In 1997 a major study was completed by two leading North American scholars on the comparison between the Ontario and British Columbia provincial accident insurance funds and the 45 private insurance underwritten jurisdictions in the United States.


The study showed that the costs for the Ontario state fund were 26 to 43 per cent lower than those for the United States jurisdictions, and for British Columbia they were 47 to 64 per cent lower. The study concluded:

"While it is not a result we expected, it suggests that cost reductions may not occur – indeed costs may increase – by shifting from monopoly provision to a United States style model of private insurance."

Labour's views on accident compensation were dismissed as "crazy ideology" in a recent issue of the Employers' Federation Journal. Yet I put it to you that the "crazy ideology" is to break up a long established scheme which, well managed, has the potential again to be regarded as one of the world's leading schemes. The change has been advanced by those who believe that competition and privatisation are always preferable to the existence of a state monopoly. But in the area of accident compensation, all credible international evidence suggests that the single public fund model will, over time, perform the best and keep costs the lowest. Labour's position is based on a pragmatic assessment of what is best, unlike that of our opponents on this issue which is truly ideologically based.

A brief word on taxation. The only significant tax change in the next three years under Labour will be the small rise we have signalled in personal income tax on the top five per cent of taxpayers. That rise is modest. It helps fund our economic growth and social programmes, and it leaves New Zealand with a lower top rate of personal income tax than any OECD country other than Mexico.

There will be no rise in company taxes under Labour. Indeed on many occasions I have stated publicly that for the future the only way company tax can go is down. I hasten to say that that is unaffordable at present.

Under Labour there will be an overall and overdue review of the structure of the tax system. No significant changes arising from that review will be implemented without a mandate from the subsequent general election.

In conclusion, can I say that Labour’s vision is to see our business and our country move up the ladder of achievement.

That means moving away from the lower cost, lower skill industries, towards the higher waged, higher skilled industries which bring better returns.

The new economy can only be driven by educated, skilled, and healthy people. New Zealand can only undergo substantial economic transformation by investing in its people.

We will all contribute to that investment one way or another through the taxes or levies we pay or the direct costs we bear.

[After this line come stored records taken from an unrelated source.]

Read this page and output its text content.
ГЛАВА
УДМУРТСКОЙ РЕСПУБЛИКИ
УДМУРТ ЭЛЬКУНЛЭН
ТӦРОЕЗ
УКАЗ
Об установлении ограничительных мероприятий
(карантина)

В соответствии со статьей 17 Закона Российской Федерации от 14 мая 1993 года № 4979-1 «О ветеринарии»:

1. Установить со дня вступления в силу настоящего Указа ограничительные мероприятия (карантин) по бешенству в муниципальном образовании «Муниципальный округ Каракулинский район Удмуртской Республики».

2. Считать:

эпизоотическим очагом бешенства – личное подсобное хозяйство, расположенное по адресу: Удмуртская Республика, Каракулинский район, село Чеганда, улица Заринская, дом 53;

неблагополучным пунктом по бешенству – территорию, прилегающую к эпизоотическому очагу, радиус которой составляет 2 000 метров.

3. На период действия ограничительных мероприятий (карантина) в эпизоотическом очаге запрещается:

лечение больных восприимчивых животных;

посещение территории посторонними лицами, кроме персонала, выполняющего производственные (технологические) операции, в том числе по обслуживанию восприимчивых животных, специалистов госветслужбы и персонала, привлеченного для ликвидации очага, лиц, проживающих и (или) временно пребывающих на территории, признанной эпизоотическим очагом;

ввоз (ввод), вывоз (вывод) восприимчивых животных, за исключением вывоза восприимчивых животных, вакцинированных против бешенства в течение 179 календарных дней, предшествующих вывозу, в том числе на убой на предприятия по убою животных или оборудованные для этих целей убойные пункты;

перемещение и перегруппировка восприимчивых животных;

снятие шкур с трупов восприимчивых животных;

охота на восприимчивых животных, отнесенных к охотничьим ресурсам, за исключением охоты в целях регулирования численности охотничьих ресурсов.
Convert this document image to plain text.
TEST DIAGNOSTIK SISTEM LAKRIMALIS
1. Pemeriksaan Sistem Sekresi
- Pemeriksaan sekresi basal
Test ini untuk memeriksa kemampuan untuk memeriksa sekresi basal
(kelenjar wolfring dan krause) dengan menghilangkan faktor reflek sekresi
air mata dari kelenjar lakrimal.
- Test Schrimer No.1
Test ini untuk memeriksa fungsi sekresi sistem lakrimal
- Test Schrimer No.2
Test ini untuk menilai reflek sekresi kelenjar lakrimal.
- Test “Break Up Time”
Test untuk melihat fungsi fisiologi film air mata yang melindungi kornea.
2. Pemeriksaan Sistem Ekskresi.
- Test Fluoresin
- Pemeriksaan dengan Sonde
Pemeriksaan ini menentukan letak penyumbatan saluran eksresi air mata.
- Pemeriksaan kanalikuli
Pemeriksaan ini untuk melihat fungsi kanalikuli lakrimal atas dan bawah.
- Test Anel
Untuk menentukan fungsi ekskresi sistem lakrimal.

Labour does seek a continuing dialogue with business about how to further our common interest in developing this country. Many in business see enormous positives in Labour’s proactive approach to economy and business growth. While they may still question whether we have got the balance in labour law right, overall they are focusing on a much bigger picture. I urge you too to look at that bigger picture and to work with us on a constructive relationship. Our door has never been shut.

The task before the incoming government is enormous. Yet I have absolute faith that it can be accomplished. Our human potential is great. New Zealanders have the ideas and the entrepreneurial skills.

What has been lacking is an acceptance at governmental level that government must lead and must invest in our future. We can no longer stand back and watch our best and brightest leave and take their ideas, and now even their businesses, with them.

That means it is time to act. It is time to start transforming New Zealand from the country it has become to the country we know it can be.

I hope we will have your good will as employers as we embark on that task.